Jenny Holzer
Inflammatory Essays
Inflammatory Essays
1979 - 1982
Convinced that art resides in the concepts it sets out to communicate and not the form of the artistic object, Jenny Holzer has turned language into her creative material. Her first incursions into this field were her famous Truisms. Under this name, in 1977 Holzer began to hang posters in the streets of SoHo and other parts of Manhattan with incisive messages on social contradictions, sexuality, violence and the abusive logic of power. Arranged in alphabetic order and in black capital letters on a white background, she uses them ‘to keep people awake’ , as the artist explains in an interview.
Over the years Holzer developed longer texts, such as the Inflammatory Essays (1979–82), a series of texts of one hundred words each, written in a more caustic and aggressive language than the earlier work. Printed on coloured paper, they create a very visual discursive mosaic. As the title suggests, they are ‘inflammatory essays’ on intolerance, violence, rampant consumerism, the relations between the sexes and the abusive use of power. The artist uses texts by political thinkers in the communist and anarchist tradition (Lenin, Leon Trotsky, Rosa Luxemburg, Mao Zedong, Karl Marx, Friedrich Engels and Emma Goldman), but also texts by religious and liberal thinkers, or from popular literature. Besides their message, Holzer’s works are deeply poetic and have great powers of suggestion.
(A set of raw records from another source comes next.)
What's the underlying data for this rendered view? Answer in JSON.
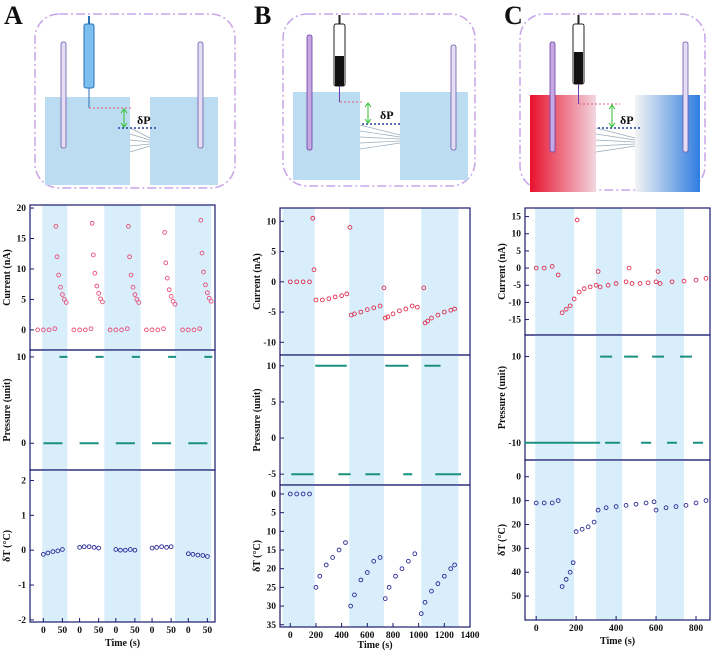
{
  "chart_data": [
    {
      "panel": "A",
      "diagram_label": "δP",
      "xlabel": "Time (s)",
      "xlim": [
        -35,
        450
      ],
      "xticks": [
        0,
        50,
        {
          "value": 95,
          "label": "0"
        },
        {
          "value": 145,
          "label": "50"
        },
        {
          "value": 190,
          "label": "0"
        },
        {
          "value": 240,
          "label": "50"
        },
        {
          "value": 285,
          "label": "0"
        },
        {
          "value": 335,
          "label": "50"
        },
        {
          "value": 380,
          "label": "0"
        },
        {
          "value": 430,
          "label": "50"
        }
      ],
      "bands": [
        [
          -3,
          63
        ],
        [
          160,
          255
        ],
        [
          345,
          440
        ]
      ],
      "subplots": [
        {
          "type": "scatter",
          "ylabel": "Current (nA)",
          "ylim": [
            -3.3,
            20.5
          ],
          "yticks": [
            0,
            5,
            10,
            15,
            20
          ],
          "color": "#e8507a",
          "x": [
            -15,
            0,
            15,
            30,
            33,
            36,
            40,
            45,
            50,
            55,
            60,
            80,
            95,
            110,
            125,
            128,
            131,
            135,
            140,
            145,
            150,
            155,
            175,
            190,
            205,
            220,
            223,
            226,
            230,
            235,
            240,
            245,
            250,
            270,
            285,
            300,
            315,
            318,
            321,
            325,
            330,
            335,
            340,
            345,
            365,
            380,
            395,
            410,
            413,
            416,
            420,
            425,
            430,
            435,
            440
          ],
          "values": [
            0,
            0,
            0,
            0.2,
            17,
            12,
            9,
            7,
            5.8,
            5,
            4.5,
            0,
            0,
            0,
            0.2,
            17.5,
            12.3,
            9.3,
            7.2,
            6,
            5.1,
            4.6,
            0,
            0,
            0,
            0.2,
            17,
            12,
            9,
            7,
            5.8,
            5,
            4.5,
            0,
            0,
            0,
            0.2,
            16,
            11,
            8.5,
            6.6,
            5.5,
            4.7,
            4.2,
            0,
            0,
            0,
            0.2,
            18,
            12.6,
            9.5,
            7.4,
            6.1,
            5.2,
            4.7
          ]
        },
        {
          "type": "line",
          "ylabel": "Pressure (unit)",
          "ylim": [
            -3.1,
            10.8
          ],
          "yticks": [
            0,
            10
          ],
          "series": [
            {
              "color": "#1a9080",
              "x": [
                42,
                63,
                null,
                137,
                158,
                null,
                232,
                253,
                null,
                327,
                348,
                null,
                422,
                443
              ],
              "values": [
                10,
                10,
                null,
                10,
                10,
                null,
                10,
                10,
                null,
                10,
                10,
                null,
                10,
                10
              ]
            },
            {
              "color": "#1a9080",
              "x": [
                0,
                50,
                null,
                95,
                145,
                null,
                190,
                240,
                null,
                285,
                335,
                null,
                380,
                430
              ],
              "values": [
                0,
                0,
                null,
                0,
                0,
                null,
                0,
                0,
                null,
                0,
                0,
                null,
                0,
                0
              ]
            }
          ]
        },
        {
          "type": "scatter",
          "ylabel": "δT (°C)",
          "ylim": [
            -2.06,
            2.3
          ],
          "yticks": [
            -2,
            -1,
            0,
            1,
            2
          ],
          "color": "#2a2a9a",
          "x": [
            0,
            12,
            25,
            38,
            50,
            95,
            107,
            120,
            133,
            145,
            190,
            202,
            215,
            228,
            240,
            285,
            297,
            310,
            323,
            335,
            380,
            392,
            405,
            418,
            430
          ],
          "values": [
            -0.12,
            -0.08,
            -0.04,
            -0.02,
            0.02,
            0.08,
            0.1,
            0.1,
            0.08,
            0.06,
            0.02,
            0,
            0,
            0.02,
            0,
            0.06,
            0.08,
            0.1,
            0.08,
            0.1,
            -0.1,
            -0.12,
            -0.14,
            -0.15,
            -0.18
          ]
        }
      ]
    },
    {
      "panel": "B",
      "diagram_label": "δP",
      "xlabel": "Time (s)",
      "xlim": [
        -80,
        1400
      ],
      "xticks": [
        0,
        200,
        400,
        600,
        800,
        1000,
        1200,
        1400
      ],
      "bands": [
        [
          -60,
          190
        ],
        [
          460,
          730
        ],
        [
          1020,
          1310
        ]
      ],
      "subplots": [
        {
          "type": "scatter",
          "ylabel": "Current (nA)",
          "ylim": [
            -12.1,
            12.2
          ],
          "yticks": [
            -10,
            -5,
            0,
            5,
            10
          ],
          "color": "#e03050",
          "x": [
            0,
            50,
            100,
            150,
            175,
            185,
            200,
            250,
            300,
            350,
            400,
            440,
            465,
            475,
            500,
            550,
            600,
            650,
            700,
            730,
            740,
            760,
            800,
            850,
            900,
            950,
            990,
            1040,
            1050,
            1070,
            1100,
            1150,
            1200,
            1250,
            1280
          ],
          "values": [
            0,
            0,
            0,
            0,
            10.5,
            2,
            -3,
            -3,
            -2.8,
            -2.5,
            -2.3,
            -2,
            9,
            -5.5,
            -5.3,
            -5,
            -4.6,
            -4.3,
            -4,
            -1,
            -6,
            -5.8,
            -5.3,
            -4.8,
            -4.5,
            -4,
            -4.2,
            -1,
            -6.8,
            -6.5,
            -6,
            -5.5,
            -5,
            -4.7,
            -4.5
          ]
        },
        {
          "type": "line",
          "ylabel": "Pressure (unit)",
          "ylim": [
            -6.5,
            11.5
          ],
          "yticks": [
            -5,
            0,
            5,
            10
          ],
          "series": [
            {
              "color": "#1a9080",
              "x": [
                195,
                440,
                null,
                740,
                920,
                null,
                1045,
                1170
              ],
              "values": [
                10,
                10,
                null,
                10,
                10,
                null,
                10,
                10
              ]
            },
            {
              "color": "#1a9080",
              "x": [
                8,
                180,
                null,
                375,
                470,
                null,
                585,
                700,
                null,
                880,
                950,
                null,
                1130,
                1330
              ],
              "values": [
                -5,
                -5,
                null,
                -5,
                -5,
                null,
                -5,
                -5,
                null,
                -5,
                -5,
                null,
                -5,
                -5
              ]
            }
          ]
        },
        {
          "type": "scatter",
          "ylabel": "δT (°C)",
          "ylim": [
            35.6,
            -2.4
          ],
          "yticks": [
            0,
            5,
            10,
            15,
            20,
            25,
            30,
            35
          ],
          "color": "#2a2a9a",
          "x": [
            0,
            50,
            100,
            150,
            200,
            230,
            280,
            330,
            380,
            430,
            470,
            500,
            550,
            600,
            650,
            700,
            740,
            770,
            820,
            870,
            920,
            970,
            1020,
            1050,
            1100,
            1150,
            1200,
            1250,
            1280
          ],
          "values": [
            0,
            0,
            0,
            0,
            25,
            22,
            19,
            17,
            15,
            13,
            30,
            27,
            23,
            21,
            18,
            17,
            28,
            25,
            22,
            20,
            18,
            16,
            32,
            29,
            26,
            24,
            22,
            20,
            19
          ]
        }
      ]
    },
    {
      "panel": "C",
      "diagram_label": "δP",
      "xlabel": "Time (s)",
      "xlim": [
        -56,
        870
      ],
      "xticks": [
        0,
        200,
        400,
        600,
        800
      ],
      "bands": [
        [
          -5,
          190
        ],
        [
          300,
          430
        ],
        [
          600,
          740
        ]
      ],
      "subplots": [
        {
          "type": "scatter",
          "ylabel": "Current (nA)",
          "ylim": [
            -19.5,
            17.5
          ],
          "yticks": [
            -15,
            -10,
            -5,
            0,
            5,
            10,
            15
          ],
          "color": "#e03050",
          "x": [
            0,
            40,
            80,
            110,
            130,
            150,
            170,
            190,
            205,
            215,
            240,
            270,
            300,
            310,
            320,
            360,
            400,
            450,
            465,
            480,
            520,
            560,
            600,
            610,
            620,
            680,
            740,
            800,
            850
          ],
          "values": [
            0,
            0,
            0.5,
            -2,
            -13,
            -12,
            -11,
            -9,
            14,
            -7,
            -6,
            -5.5,
            -5,
            -1,
            -5.5,
            -5,
            -4.5,
            -4,
            0,
            -4.5,
            -4.5,
            -4.3,
            -4,
            -1,
            -4.5,
            -4,
            -3.8,
            -3.5,
            -3
          ]
        },
        {
          "type": "line",
          "ylabel": "Pressure (unit)",
          "ylim": [
            -14,
            15
          ],
          "yticks": [
            -10,
            10
          ],
          "series": [
            {
              "color": "#1a9080",
              "x": [
                320,
                380,
                null,
                440,
                510,
                null,
                580,
                640,
                null,
                720,
                780
              ],
              "values": [
                10,
                10,
                null,
                10,
                10,
                null,
                10,
                10,
                null,
                10,
                10
              ]
            },
            {
              "color": "#1a9080",
              "x": [
                -60,
                320,
                null,
                345,
                420,
                null,
                525,
                575,
                null,
                655,
                705,
                null,
                785,
                835
              ],
              "values": [
                -10,
                -10,
                null,
                -10,
                -10,
                null,
                -10,
                -10,
                null,
                -10,
                -10,
                null,
                -10,
                -10
              ]
            }
          ]
        },
        {
          "type": "scatter",
          "ylabel": "δT (°C)",
          "ylim": [
            60,
            -7
          ],
          "yticks": [
            0,
            10,
            20,
            30,
            40,
            50
          ],
          "color": "#2a2a9a",
          "x": [
            0,
            40,
            80,
            110,
            130,
            150,
            170,
            185,
            200,
            230,
            260,
            290,
            310,
            350,
            400,
            450,
            500,
            550,
            590,
            600,
            650,
            700,
            750,
            800,
            850
          ],
          "values": [
            11,
            11,
            11,
            10,
            46,
            43,
            40,
            36,
            23,
            22,
            21,
            19,
            14,
            13,
            12.5,
            12,
            11.5,
            11,
            10.5,
            14,
            13,
            12.5,
            12,
            11,
            10
          ]
        }
      ]
    }
  ]
}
The first Inflammatory Essays were published in 1979 in a book entitled Black Book Posters. The texts were printed on green paper. Later Holzer edited the Inflammatory Essays in a poster format and hung them in the streets of Manhattan, selecting each location according to the nature of each specific message. Every week she hung new posters, printed in different colours each time, so passers-by would know they had been changed. These were signed posters covering the entire length of a wall in the manner of wallpaper and denouncing all forms of abuse (‘The most exquisite pleasure is domination. Nothing can compare with the feeling’), whether social (‘People must pay for what they hold, for what they steal. You have lived off the fat of the land. Now you are the pig who is ready for slaughter’), or psychological (‘Fear is the most elegant weapon. Your hands are never messy’). With her battery of meanings and forceful yet suggestive tone, Holzer’s flaming essays configure a cartography of meanings on contemporary contradictions. ‘Change is the basis of all history. The proof of vigor. […] “Nothing essential changes.” That is a myth. It will be refuted.’